„Nase vorn?“ – Markenrechtsverletzung durch Keyword
Urteil vom LG Hamburg
Entscheidungsdatum: 30.03.2004
Aktenzeichen: 312 O 910/03
Leitsätze
Wird ein markenrechtlich geschützter Begriff als Keyword für eine Werbeanzeige genutzt, stellt dies weder eine markenmäßige Verwendung des Begriffs noch eine Bezeichnung der „in der Anzeige beworbenen Waren oder Dienstleistungen“ dar, so dass kein Verstoß gegen das Markenrecht vorliegt.
Tenor
Die einstweilige Verfügung vom 17.11.2003 wird unter Zurückweisung des auf ihren Erlass gerichteten Antrages aufgehoben.
Die Antragstellerin trägt die Kosten des Verfahrens.
Das Urteil ist vorläufig vollstreckbar. Die Antragstellerin kann die Zwangsvollstreckung durch Sicherheitsleistung in Höhe von 110 % des aus diesem Urteil vollstreckbaren Betrages abwenden, es sei denn, der Antragsgegner leistet vor der Vollstreckung Sicherheit in Höhe von 110 % des jeweils zu vollstreckenden Betrages.
Tatbestand
Die Antragstellerin betreibt ein Software-Unternehmen und befasst sich u.a. mit dem Vertrieb einer E-Commerce-Software für Online-Shops. Die Antragstellerin ist Inhaberin der aus Anl. A 1 ersichtlichen Marke „En. E.“.
Der Antragsgegner befasst sich ebenfalls mit dem Angebot von Software zum Betrieb von Online-Shops und erbringt Dienstleistungen im Zusammenhang mit dem Vertrieb von Waren und Dienstleistungen über das Internet.
Die Antragstellerin behauptet, bei Eingabe des Suchbegriffes „En. E.“ in die Suchmaschine Google erscheine in der aus Anl. A 5 ersichtlichen Weise eine Werbeanzeige des Antragsgegners. Dies sei darauf zurückzuführen, dass der Antragsgegner für diese Werbeanzeige bei Google das Adword bzw. das Keyword „En. E.“ gebucht habe.

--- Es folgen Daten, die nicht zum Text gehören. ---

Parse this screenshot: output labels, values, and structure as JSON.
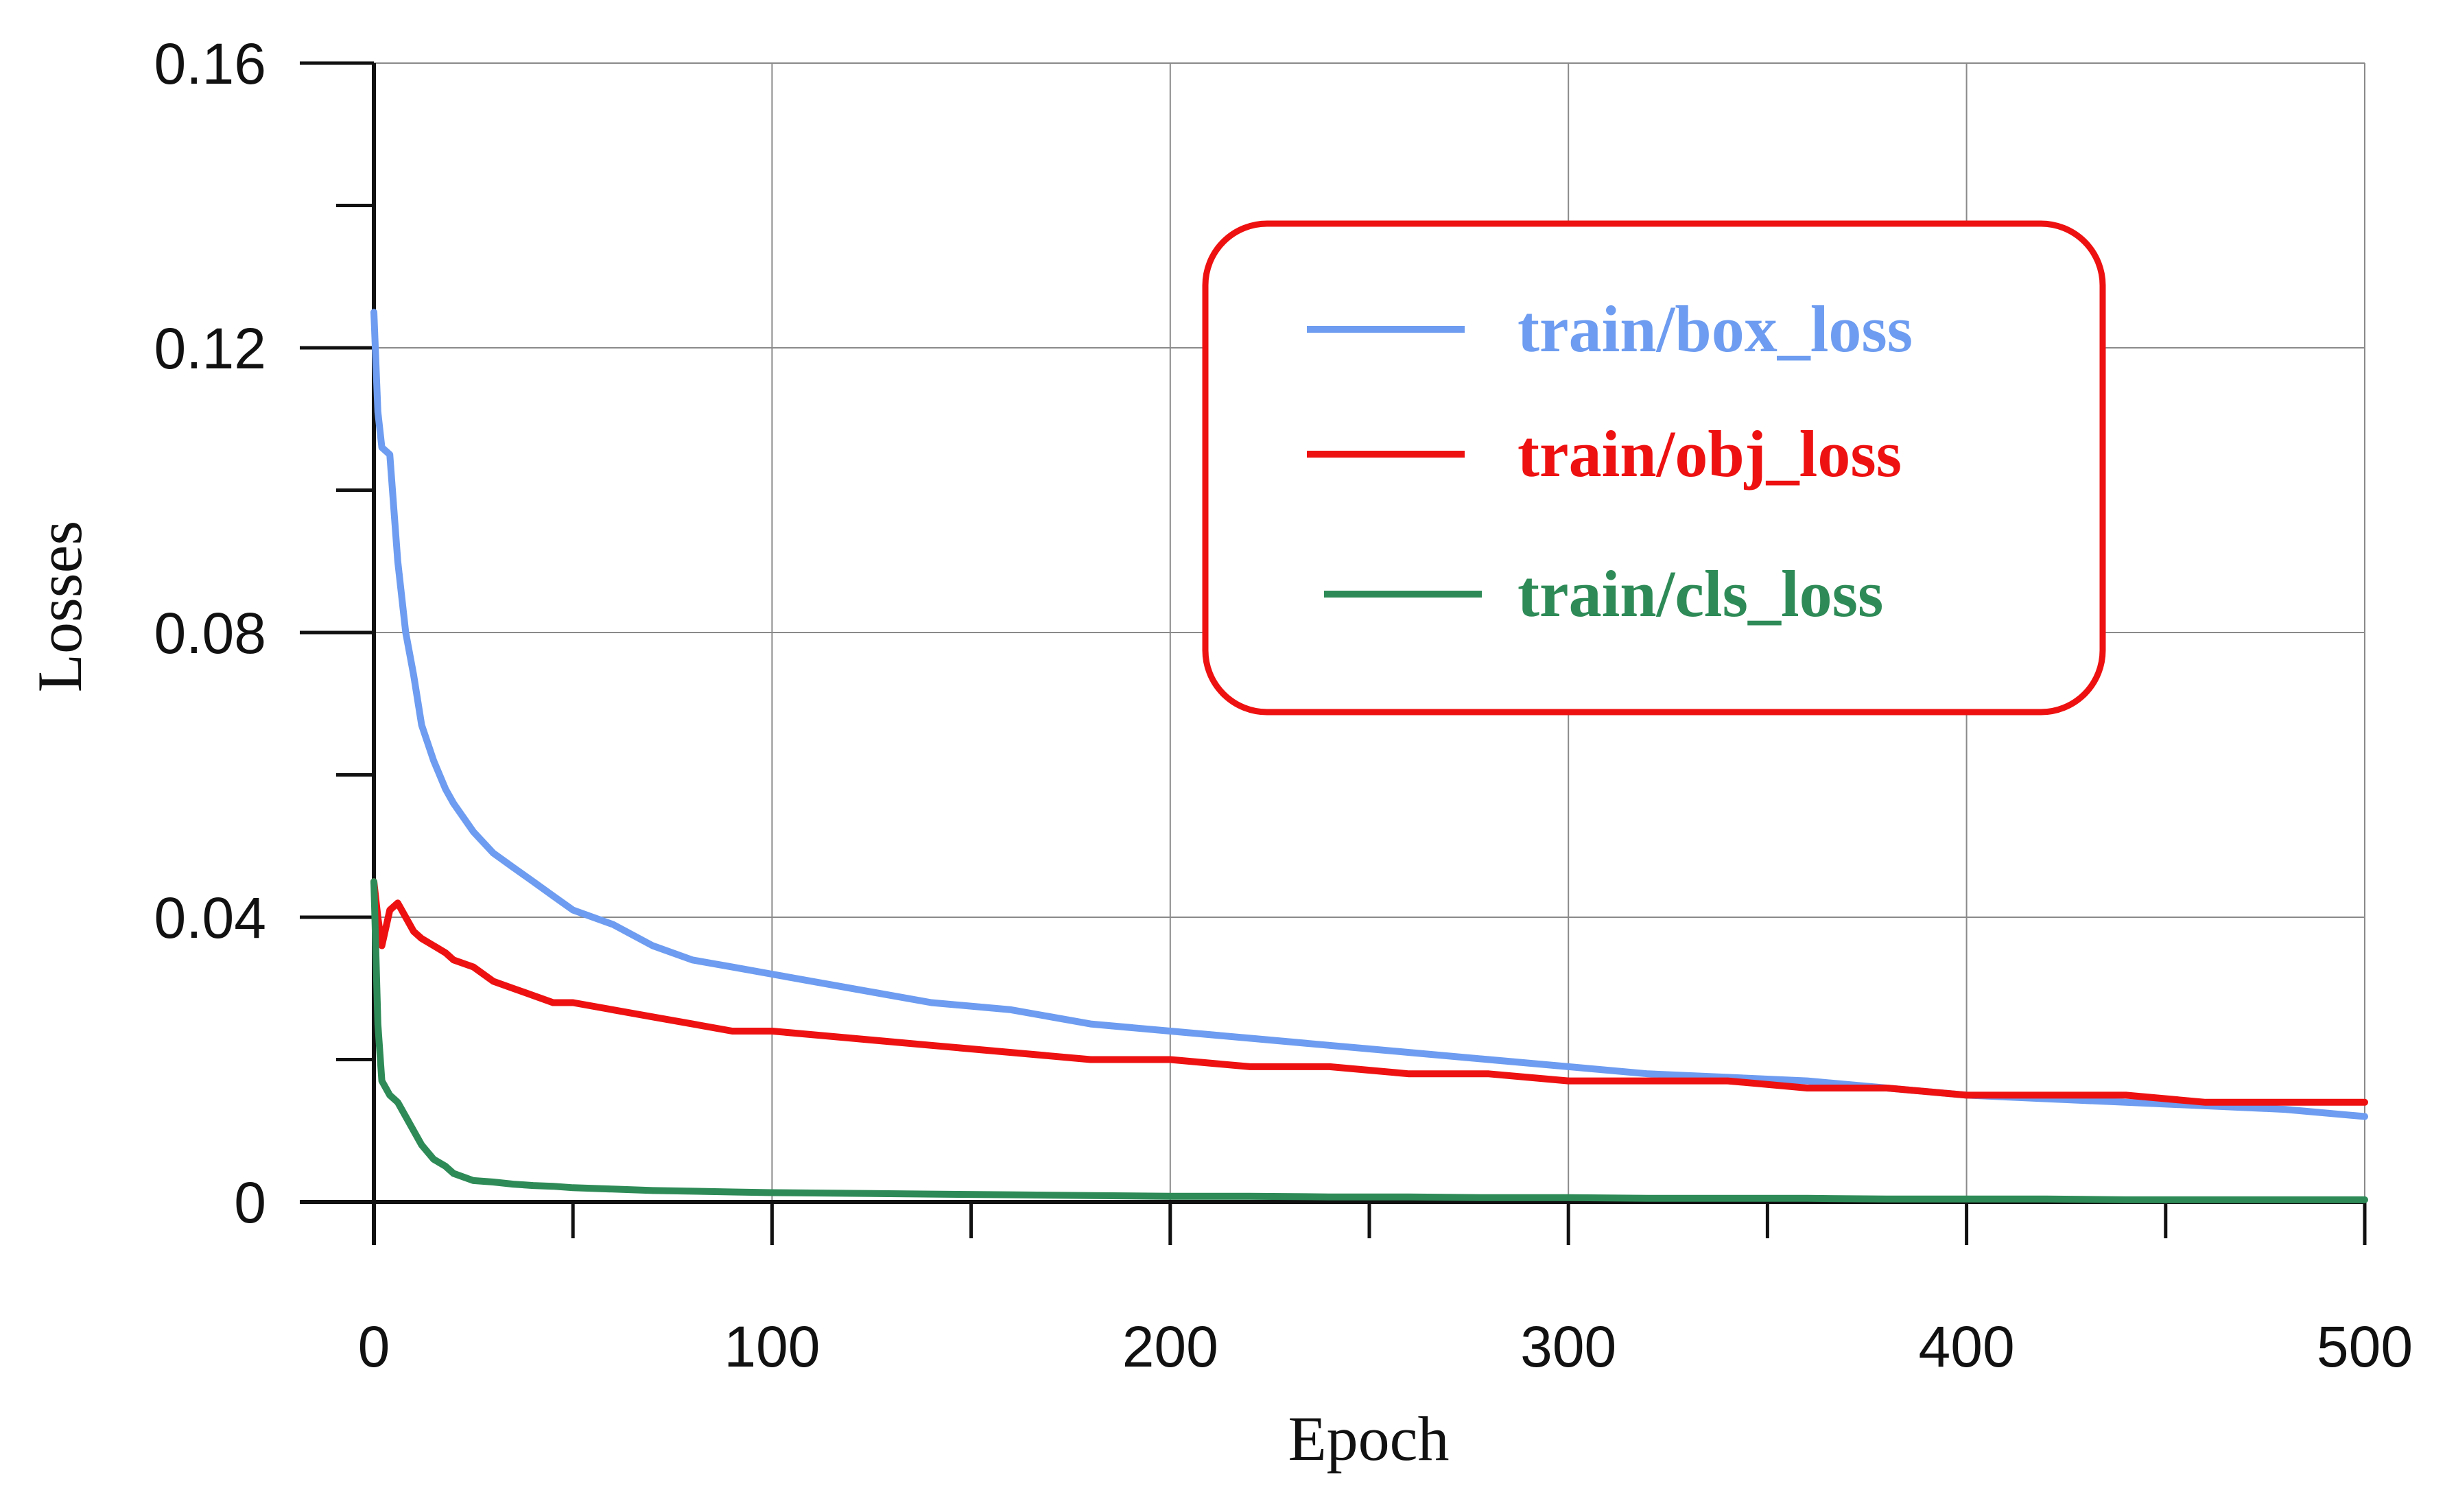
{
  "chart_data": {
    "type": "line",
    "title": "",
    "xlabel": "Epoch",
    "ylabel": "Losses",
    "xlim": [
      0,
      500
    ],
    "ylim": [
      0,
      0.16
    ],
    "grid": true,
    "legend_position": "top-right",
    "x_ticks": [
      0,
      100,
      200,
      300,
      400,
      500
    ],
    "x_tick_labels": [
      "0",
      "100",
      "200",
      "300",
      "400",
      "500"
    ],
    "y_ticks": [
      0,
      0.04,
      0.08,
      0.12,
      0.16
    ],
    "y_tick_labels": [
      "0",
      "0.04",
      "0.08",
      "0.12",
      "0.16"
    ],
    "x": [
      0,
      1,
      2,
      4,
      6,
      8,
      10,
      12,
      15,
      18,
      20,
      25,
      30,
      35,
      40,
      45,
      50,
      60,
      70,
      80,
      90,
      100,
      120,
      140,
      160,
      180,
      200,
      220,
      240,
      260,
      280,
      300,
      320,
      340,
      360,
      380,
      400,
      420,
      440,
      460,
      480,
      500
    ],
    "series": [
      {
        "name": "train/box_loss",
        "color": "#6d9cf0",
        "values": [
          0.125,
          0.111,
          0.106,
          0.105,
          0.09,
          0.08,
          0.074,
          0.067,
          0.062,
          0.058,
          0.056,
          0.052,
          0.049,
          0.047,
          0.045,
          0.043,
          0.041,
          0.039,
          0.036,
          0.034,
          0.033,
          0.032,
          0.03,
          0.028,
          0.027,
          0.025,
          0.024,
          0.023,
          0.022,
          0.021,
          0.02,
          0.019,
          0.018,
          0.0175,
          0.017,
          0.016,
          0.015,
          0.0145,
          0.014,
          0.0135,
          0.013,
          0.012
        ]
      },
      {
        "name": "train/obj_loss",
        "color": "#ee1111",
        "values": [
          0.045,
          0.04,
          0.036,
          0.041,
          0.042,
          0.04,
          0.038,
          0.037,
          0.036,
          0.035,
          0.034,
          0.033,
          0.031,
          0.03,
          0.029,
          0.028,
          0.028,
          0.027,
          0.026,
          0.025,
          0.024,
          0.024,
          0.023,
          0.022,
          0.021,
          0.02,
          0.02,
          0.019,
          0.019,
          0.018,
          0.018,
          0.017,
          0.017,
          0.017,
          0.016,
          0.016,
          0.015,
          0.015,
          0.015,
          0.014,
          0.014,
          0.014
        ]
      },
      {
        "name": "train/cls_loss",
        "color": "#2e8b57",
        "values": [
          0.045,
          0.025,
          0.017,
          0.015,
          0.014,
          0.012,
          0.01,
          0.008,
          0.006,
          0.005,
          0.004,
          0.003,
          0.0028,
          0.0025,
          0.0023,
          0.0022,
          0.002,
          0.0018,
          0.0016,
          0.0015,
          0.0014,
          0.0013,
          0.0012,
          0.0011,
          0.001,
          0.0009,
          0.0008,
          0.0008,
          0.0007,
          0.0007,
          0.0006,
          0.0006,
          0.0005,
          0.0005,
          0.0005,
          0.0004,
          0.0004,
          0.0004,
          0.0003,
          0.0003,
          0.0003,
          0.0003
        ]
      }
    ]
  }
}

Hierin sieht die Antragstellerin eine Verletzung ihrer Rechte an den aus Anl. A 1 ersichtlichen Marke „En. E.“ sowie eine nach § 1 UWG unlautere Ausbeutung ihres Rufes.

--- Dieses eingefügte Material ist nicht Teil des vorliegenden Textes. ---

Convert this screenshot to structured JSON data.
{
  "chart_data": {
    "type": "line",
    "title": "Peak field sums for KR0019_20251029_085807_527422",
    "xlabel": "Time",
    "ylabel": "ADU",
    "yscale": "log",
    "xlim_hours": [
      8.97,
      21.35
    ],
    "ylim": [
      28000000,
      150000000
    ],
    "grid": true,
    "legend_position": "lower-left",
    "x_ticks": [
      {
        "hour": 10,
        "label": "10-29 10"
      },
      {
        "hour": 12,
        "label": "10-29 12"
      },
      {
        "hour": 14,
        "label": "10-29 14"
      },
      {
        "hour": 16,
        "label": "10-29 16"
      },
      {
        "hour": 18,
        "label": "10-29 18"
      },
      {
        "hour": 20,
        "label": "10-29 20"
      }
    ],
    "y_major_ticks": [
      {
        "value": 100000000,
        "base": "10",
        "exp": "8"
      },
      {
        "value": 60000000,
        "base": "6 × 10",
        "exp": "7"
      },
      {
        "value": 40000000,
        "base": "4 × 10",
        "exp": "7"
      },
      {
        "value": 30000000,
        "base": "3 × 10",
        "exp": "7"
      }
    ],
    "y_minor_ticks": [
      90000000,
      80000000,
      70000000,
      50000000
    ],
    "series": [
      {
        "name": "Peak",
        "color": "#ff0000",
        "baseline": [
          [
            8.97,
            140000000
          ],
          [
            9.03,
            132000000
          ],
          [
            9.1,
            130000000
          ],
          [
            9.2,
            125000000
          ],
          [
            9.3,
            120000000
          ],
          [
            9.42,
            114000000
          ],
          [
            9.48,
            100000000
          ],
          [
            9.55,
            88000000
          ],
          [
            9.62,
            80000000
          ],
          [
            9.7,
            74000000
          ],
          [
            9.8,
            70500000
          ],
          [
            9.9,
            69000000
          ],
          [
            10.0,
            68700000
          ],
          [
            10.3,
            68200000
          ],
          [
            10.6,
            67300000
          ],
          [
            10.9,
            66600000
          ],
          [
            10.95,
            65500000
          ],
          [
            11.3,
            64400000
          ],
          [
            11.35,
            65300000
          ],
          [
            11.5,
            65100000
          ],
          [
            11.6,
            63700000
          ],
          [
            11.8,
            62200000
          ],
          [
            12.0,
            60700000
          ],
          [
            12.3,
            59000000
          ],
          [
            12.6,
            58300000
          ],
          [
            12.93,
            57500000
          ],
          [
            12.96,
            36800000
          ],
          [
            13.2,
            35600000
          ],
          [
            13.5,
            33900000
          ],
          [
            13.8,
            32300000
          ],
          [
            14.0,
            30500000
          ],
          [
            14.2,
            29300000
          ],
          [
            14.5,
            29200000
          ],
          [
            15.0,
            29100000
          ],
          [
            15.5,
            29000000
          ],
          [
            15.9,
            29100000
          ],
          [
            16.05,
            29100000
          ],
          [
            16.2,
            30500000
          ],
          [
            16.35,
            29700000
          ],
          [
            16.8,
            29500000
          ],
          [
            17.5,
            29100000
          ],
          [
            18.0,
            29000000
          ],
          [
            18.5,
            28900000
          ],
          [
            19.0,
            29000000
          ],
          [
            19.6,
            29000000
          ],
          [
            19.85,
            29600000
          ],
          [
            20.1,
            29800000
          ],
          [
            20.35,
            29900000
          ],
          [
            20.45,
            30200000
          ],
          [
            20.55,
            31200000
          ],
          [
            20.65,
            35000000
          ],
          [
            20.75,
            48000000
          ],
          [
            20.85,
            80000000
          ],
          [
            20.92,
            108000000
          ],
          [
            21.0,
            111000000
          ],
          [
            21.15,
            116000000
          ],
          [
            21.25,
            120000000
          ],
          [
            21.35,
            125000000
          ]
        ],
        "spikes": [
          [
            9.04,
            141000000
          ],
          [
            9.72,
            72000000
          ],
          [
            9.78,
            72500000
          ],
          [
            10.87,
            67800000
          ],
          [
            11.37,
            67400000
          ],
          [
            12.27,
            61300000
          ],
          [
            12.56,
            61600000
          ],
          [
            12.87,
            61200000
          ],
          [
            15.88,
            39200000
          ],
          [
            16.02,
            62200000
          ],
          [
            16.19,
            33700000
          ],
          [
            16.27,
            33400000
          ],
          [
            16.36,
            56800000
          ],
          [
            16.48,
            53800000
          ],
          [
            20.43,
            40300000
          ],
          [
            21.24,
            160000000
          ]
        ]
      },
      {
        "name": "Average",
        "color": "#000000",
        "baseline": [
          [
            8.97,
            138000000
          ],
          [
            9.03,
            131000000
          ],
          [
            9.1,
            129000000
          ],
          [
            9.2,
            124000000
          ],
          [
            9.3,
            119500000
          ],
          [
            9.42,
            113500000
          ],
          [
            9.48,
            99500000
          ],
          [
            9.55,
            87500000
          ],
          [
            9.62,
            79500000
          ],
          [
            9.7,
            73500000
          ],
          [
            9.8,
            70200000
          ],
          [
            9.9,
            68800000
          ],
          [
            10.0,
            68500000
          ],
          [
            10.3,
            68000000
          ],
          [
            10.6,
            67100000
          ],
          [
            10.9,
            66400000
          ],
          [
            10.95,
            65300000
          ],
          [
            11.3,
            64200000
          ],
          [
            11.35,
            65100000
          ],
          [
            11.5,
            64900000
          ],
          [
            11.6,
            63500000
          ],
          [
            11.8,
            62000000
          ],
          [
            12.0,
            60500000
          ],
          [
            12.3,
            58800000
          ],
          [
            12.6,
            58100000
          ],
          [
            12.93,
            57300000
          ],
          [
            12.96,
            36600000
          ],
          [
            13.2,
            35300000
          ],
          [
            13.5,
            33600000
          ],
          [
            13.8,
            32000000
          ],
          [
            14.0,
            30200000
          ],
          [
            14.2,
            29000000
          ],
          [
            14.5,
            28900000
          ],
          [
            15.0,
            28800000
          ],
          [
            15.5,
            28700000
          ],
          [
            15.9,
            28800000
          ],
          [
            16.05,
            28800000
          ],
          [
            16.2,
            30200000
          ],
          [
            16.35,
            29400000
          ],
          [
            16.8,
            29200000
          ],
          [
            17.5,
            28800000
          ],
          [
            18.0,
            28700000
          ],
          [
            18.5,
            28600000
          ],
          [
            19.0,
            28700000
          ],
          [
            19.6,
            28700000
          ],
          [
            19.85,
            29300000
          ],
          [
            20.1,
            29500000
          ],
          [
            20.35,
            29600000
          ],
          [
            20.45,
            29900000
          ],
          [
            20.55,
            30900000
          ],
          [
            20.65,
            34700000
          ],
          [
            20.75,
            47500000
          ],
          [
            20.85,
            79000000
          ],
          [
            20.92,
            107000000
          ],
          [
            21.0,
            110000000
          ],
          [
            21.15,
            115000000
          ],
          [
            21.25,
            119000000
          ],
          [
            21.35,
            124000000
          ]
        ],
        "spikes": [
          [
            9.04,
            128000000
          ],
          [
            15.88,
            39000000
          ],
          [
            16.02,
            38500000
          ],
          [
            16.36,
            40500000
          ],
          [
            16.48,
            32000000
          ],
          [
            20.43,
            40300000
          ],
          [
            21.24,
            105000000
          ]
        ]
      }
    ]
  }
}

Die Antragstellerin erwirkte am 17.11.2003 einen Beschluss, mit welchem dem Antragsgegner im Wege einer einstweiligen Verfügung bei Meidung der gesetzlich vorgesehenen Ordnungsmittel verboten wurde,
im geschäftlichen Verkehr die Bezeichnung „En. E.“, insbesondere die zuvor genannte Bezeichnung als Adword bei der Internet-Suchmaschine www.google.de zu verwenden.

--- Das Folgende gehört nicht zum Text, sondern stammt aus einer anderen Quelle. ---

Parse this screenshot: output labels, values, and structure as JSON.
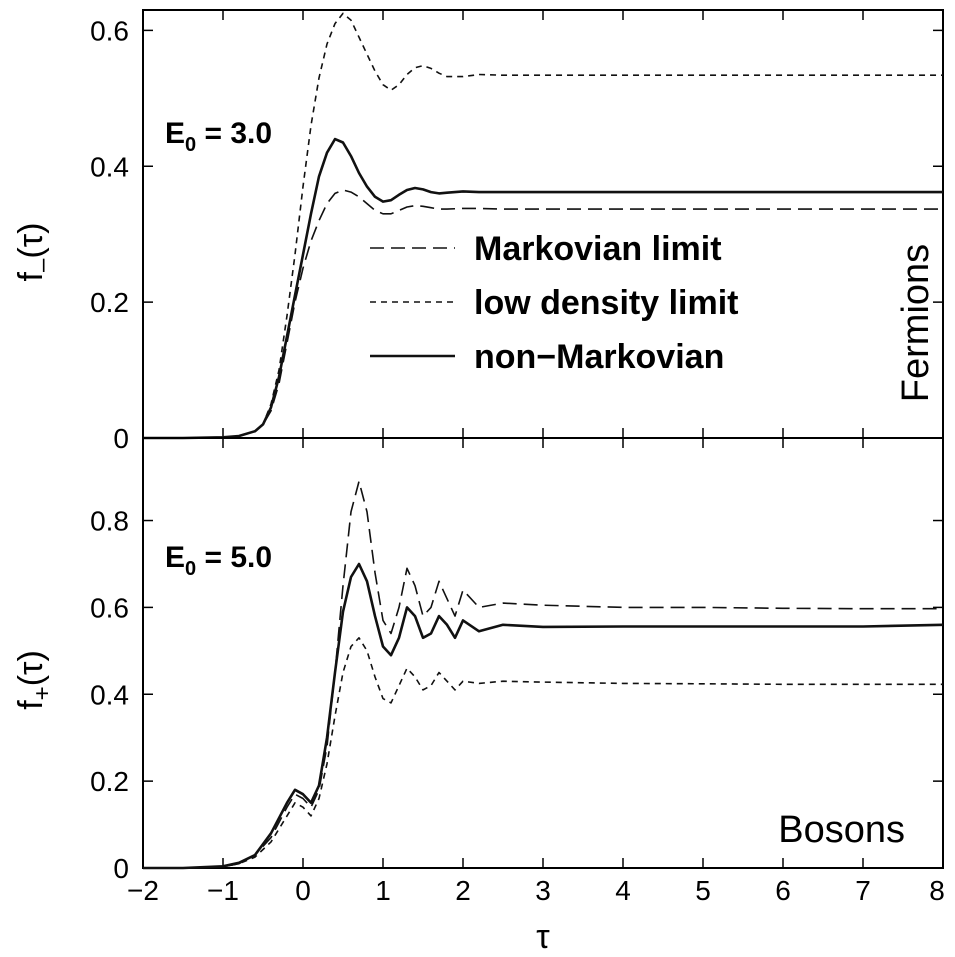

Hiergegen wendet sich der Antragsgegner mit seinem Widerspruch zu dessen Begründung er geltend macht, er habe den Begriff „En. E.“ zu keinem Zeitpunkt als Keyword/Adword bei der Suchmaschine Google gebucht und bestreite, dass seine Werbeanzeige bei Eingabe dieses Suchbegriffes aufgetaucht sein sollte. Dies könne allenfalls Folge der von Google angebotenen Funktion der „erweiterten weitgehend passenden Keywords“ sein (Anl. B 1).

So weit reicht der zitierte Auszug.